The rule in the rulebook is as follows:
Unlike a normal battle, the Ancient One cannot be defeated in a single attack. Instead, keep track of every success an investigator scores against the Ancient One. These successes are cumulative, and each successive player adds to them with his own attack. When the players accumulate a total number of successes equal to the number of players (including any players that were eliminated from the game), remove one doom token from the Ancient One’s doom track and reset their cumulative successes to zero.
The way I've interpreted this is that each player rolls all their attack dice, but can do a maximum of 1 damage per round, because the of the cumulative success wipe.
So, for example, a game with 4 players:
- player one rolls 8 dice, three successes. No damage is dealt.
- player two rolls 6 dice, five successes.
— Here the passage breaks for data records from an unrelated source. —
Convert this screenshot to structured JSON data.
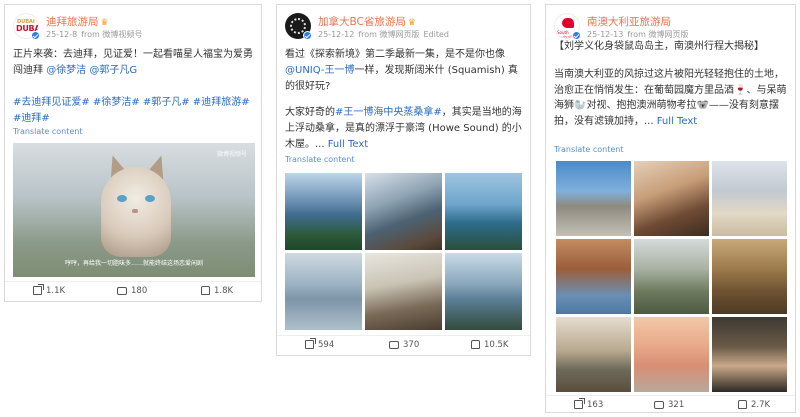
{
  "posts": [
    {
      "author": "迪拜旅游局",
      "avatar_text_top": "DUBAI",
      "avatar_text_bottom": "DUBAI",
      "date": "25-12-8",
      "source": "from 微博视频号",
      "text_plain": "正片来袭：去迪拜，见证爱！一起看喵星人福宝为爱勇闯迪拜 ",
      "mention_1": "@徐梦洁",
      "mention_2": "@郭子凡G",
      "hashtags": "#去迪拜见证爱# #徐梦洁# #郭子凡# #迪拜旅游# #迪拜#",
      "translate": "Translate content",
      "video_watermark": "微博视频号",
      "video_subtitle": "哼哼，再给我一切脂味多……就能终结这场恋爱闲剧",
      "stats": {
        "shares": "1.1K",
        "comments": "180",
        "likes": "1.8K"
      }
    },
    {
      "author": "加拿大BC省旅游局",
      "date": "25-12-12",
      "source": "from 微博网页版",
      "edited": "Edited",
      "text_part1": "看过《探索新境》第二季最新一集，是不是你也像",
      "mention": "@UNIQ-王一博",
      "text_part2": "一样，发现斯阔米什 (Squamish) 真的很好玩?",
      "text_part3": "大家好奇的",
      "hashtag": "#王一博海中央蒸桑拿#",
      "text_part4": "，其实是当地的海上浮动桑拿，是真的漂浮于豪湾 (Howe Sound) 的小木屋。... ",
      "full_text": "Full Text",
      "translate": "Translate content",
      "stats": {
        "shares": "594",
        "comments": "370",
        "likes": "10.5K"
      }
    },
    {
      "author": "南澳大利亚旅游局",
      "avatar_label": "South Australia",
      "date": "25-12-13",
      "source": "from 微博网页版",
      "text_line1": "【刘学义化身袋鼠岛岛主，南澳州行程大揭秘】",
      "text_body": "当南澳大利亚的风掠过这片被阳光轻轻抱住的土地，治愈正在悄悄发生：在葡萄园魔方里品酒🍷、与呆萌海狮🦭对视、抱抱澳洲萌物考拉🐨——没有刻意摆拍，没有滤镜加持，... ",
      "full_text": "Full Text",
      "translate": "Translate content",
      "stats": {
        "shares": "163",
        "comments": "321",
        "likes": "2.7K"
      }
    }
  ],
  "colors": {
    "author": "#eb7350",
    "link": "#2b6cc4",
    "meta": "#999999",
    "verified": "#2b7de9"
  },
  "icons": [
    "verified-badge-icon",
    "crown-icon",
    "share-icon",
    "comment-icon",
    "like-icon"
  ]
}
The first success combines with the three existing, and one damage is dealt to the Ancient One.
- the other four successes are ignored because of the reset, and play moves on.
This seems to me to be what the rules intend, but this is a ruling by the game designer:
Defeating the Ancient One (07/09/05)
Basically, to defeat the Ancient One, the players must do a total # of successes equal to (# of players) x (# of doom tokens on Ancient One). So, if 4 players are facing Yig (doom track of 10), they need 40 successes to win. For every 4 successes they do, they remove 1 doom token to track their progress.
This seems to ignore the reset mentioned in the rulebook. Does anyone have a firm example of how this is meant to work?
Also, just to be certain, cumulative successes carry over between player rounds, correct?